Во всех этих горьких случаях, где я невольно выскакивал этаким минутным геройчиком, меня больше всего коверкало то, что старушки после приставали с бесконечными подобострастными благодарностями, иные норовили впихнуть в руку карманную мелочь, поэтому, сделав дело, я быстро отворачивался и, воткнув глаза в землю, насколько можно ретивей брал за колонну, в толпу.
На этот раз в дверях застряла весёлая грудастая девчища с ямками-омутками на щеках.
– Чего стали? – многоголосо потребовали из тесноты в глубине салона.
– Да середнячка, блиныч, забуксовала! – сквозь досаду хохотнули на выходе. – Вот ещё танцы-рванцы!
У веселухи на плече вперевеску толстый мешок, в каждой руке по два, видимо, непустых ведра, поскольку они сильно тянули книзу, ободками упираясь одно в одно. Деревянные катушки дужек коротко покатывались туда-сюда на дрожащих от чрезмерного напряжения крепких пальцах. Толстушня боком застряла в дверях и никак не могла выйти – не пускал мешок, не пускали вёдра.
Я подсуетился, взял из её одной руки обтянутые сверху полотнянкой два ведра, которые так рванули книзу, что я едва не воткнулся в асфальт лбом. Через мгновение свалился мне на плечи и мешок.
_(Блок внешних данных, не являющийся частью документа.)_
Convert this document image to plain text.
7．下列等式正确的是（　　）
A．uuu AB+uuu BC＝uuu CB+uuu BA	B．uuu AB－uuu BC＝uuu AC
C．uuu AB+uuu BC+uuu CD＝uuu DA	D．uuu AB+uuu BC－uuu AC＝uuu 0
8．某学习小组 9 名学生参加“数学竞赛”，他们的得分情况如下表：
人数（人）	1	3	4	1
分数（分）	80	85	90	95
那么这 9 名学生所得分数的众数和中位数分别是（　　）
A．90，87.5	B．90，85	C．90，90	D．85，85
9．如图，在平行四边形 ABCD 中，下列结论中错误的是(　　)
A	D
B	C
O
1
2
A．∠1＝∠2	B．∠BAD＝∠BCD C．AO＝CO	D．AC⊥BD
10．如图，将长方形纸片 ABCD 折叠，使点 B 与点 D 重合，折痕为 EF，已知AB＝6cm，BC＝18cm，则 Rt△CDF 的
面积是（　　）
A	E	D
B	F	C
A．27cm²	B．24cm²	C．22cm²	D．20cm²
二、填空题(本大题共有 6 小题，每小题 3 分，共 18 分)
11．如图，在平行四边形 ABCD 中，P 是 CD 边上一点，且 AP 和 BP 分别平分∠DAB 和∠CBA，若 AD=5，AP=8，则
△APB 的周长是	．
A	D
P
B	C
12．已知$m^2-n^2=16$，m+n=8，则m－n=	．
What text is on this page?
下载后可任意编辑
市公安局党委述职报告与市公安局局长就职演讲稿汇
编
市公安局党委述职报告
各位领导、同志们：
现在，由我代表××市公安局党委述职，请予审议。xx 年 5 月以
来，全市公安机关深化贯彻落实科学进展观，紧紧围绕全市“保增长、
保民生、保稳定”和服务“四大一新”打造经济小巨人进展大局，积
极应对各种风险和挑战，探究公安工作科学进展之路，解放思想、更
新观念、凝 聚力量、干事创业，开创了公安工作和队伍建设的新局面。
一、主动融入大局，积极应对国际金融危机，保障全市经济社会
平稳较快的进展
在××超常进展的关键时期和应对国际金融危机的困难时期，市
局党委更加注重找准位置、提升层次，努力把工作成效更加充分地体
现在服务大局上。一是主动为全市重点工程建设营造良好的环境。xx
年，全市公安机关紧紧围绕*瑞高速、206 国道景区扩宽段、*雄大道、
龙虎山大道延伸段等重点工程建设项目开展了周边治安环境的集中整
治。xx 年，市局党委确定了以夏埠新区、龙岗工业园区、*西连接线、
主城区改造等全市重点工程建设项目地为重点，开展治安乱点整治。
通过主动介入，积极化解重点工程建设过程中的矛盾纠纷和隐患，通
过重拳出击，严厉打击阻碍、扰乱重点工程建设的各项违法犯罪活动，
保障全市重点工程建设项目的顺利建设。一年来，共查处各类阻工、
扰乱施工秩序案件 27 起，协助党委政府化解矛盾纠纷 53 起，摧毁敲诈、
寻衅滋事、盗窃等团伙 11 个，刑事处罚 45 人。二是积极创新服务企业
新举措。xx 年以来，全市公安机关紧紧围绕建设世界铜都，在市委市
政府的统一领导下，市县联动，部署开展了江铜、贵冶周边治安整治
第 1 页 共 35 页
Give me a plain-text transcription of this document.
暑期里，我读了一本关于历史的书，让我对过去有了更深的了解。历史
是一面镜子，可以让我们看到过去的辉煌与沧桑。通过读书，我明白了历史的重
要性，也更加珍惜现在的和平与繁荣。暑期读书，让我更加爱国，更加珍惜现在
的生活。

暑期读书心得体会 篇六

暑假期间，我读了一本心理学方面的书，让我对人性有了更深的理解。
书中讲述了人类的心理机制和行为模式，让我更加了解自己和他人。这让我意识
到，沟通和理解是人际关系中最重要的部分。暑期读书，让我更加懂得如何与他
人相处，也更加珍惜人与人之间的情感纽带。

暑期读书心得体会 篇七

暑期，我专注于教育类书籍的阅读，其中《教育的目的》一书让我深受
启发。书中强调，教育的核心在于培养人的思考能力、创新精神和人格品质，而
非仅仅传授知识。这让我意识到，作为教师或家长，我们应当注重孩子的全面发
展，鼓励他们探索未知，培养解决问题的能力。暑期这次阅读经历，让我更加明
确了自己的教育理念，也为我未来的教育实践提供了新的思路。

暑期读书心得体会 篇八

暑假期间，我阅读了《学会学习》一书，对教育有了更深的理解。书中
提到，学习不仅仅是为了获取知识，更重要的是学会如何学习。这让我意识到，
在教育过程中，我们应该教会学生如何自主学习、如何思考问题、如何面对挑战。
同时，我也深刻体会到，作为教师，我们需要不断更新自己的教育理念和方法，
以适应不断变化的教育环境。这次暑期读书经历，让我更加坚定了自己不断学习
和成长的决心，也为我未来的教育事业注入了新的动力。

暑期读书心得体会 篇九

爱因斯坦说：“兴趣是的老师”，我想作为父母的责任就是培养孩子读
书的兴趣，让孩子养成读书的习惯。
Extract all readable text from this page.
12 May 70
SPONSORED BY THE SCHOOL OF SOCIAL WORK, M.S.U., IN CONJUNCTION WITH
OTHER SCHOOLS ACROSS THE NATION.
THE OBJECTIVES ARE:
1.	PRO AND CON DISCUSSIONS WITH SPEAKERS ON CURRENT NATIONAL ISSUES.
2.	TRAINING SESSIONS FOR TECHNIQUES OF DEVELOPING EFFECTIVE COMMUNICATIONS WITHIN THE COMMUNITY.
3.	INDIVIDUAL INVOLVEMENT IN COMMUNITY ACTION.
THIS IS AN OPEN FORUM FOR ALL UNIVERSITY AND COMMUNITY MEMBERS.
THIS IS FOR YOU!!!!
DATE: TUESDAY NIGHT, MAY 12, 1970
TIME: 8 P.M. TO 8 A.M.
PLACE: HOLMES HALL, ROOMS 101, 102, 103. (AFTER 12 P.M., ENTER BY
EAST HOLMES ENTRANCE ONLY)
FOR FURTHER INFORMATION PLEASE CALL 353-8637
Я чуть было не переломился, но, Бог миловал, уцелел и, засопев, с прибежкой – не поторопись, не выдержу, рухну, – порысил в вокзал.
– Ё-ё-ё!.. – озарённо, ликующе запела вслед девуня. – Ну чо ж это и культурные детки по городам проживають! И спасибы скажут! И грузы твои поднясут!.. Эку тяжелишшу прёшь, как тракторок. При силах… Я ж тя, дитятко, поцалуям души токо и отблагодарствую!
В вокзале сложил я её поклажу у стеночки, и то-олько расправляю бедную спину, поднимаю лицо – «благодетельница», цепко ухватив меня за бока, весело, со смехом вертанула к себе, и я, послушной крутнувшись юлой, оказался с нею лицо в лицо.
Балкончики – тугие величавые груди, – до судороги ощутимо слышимые под тоненьким застиранным ситцевым платьишком, вдавились мне в грудь, и горячий ток хмельной сладости хлынул в меня. Руки сами слились у неё на спине в железное кольцо, судорожно подгребли её ещё ближе, плотней.
– Ой, дитятко! – обомлело охнула она, увидев меня в лицо. – Откуда и сила… Такой тонечкий…Я думала, ты просто рослый, а ты… взрослый… Да-а… добыл в работе… посулилась…
Она раскрыла полные огневые губы и медлила.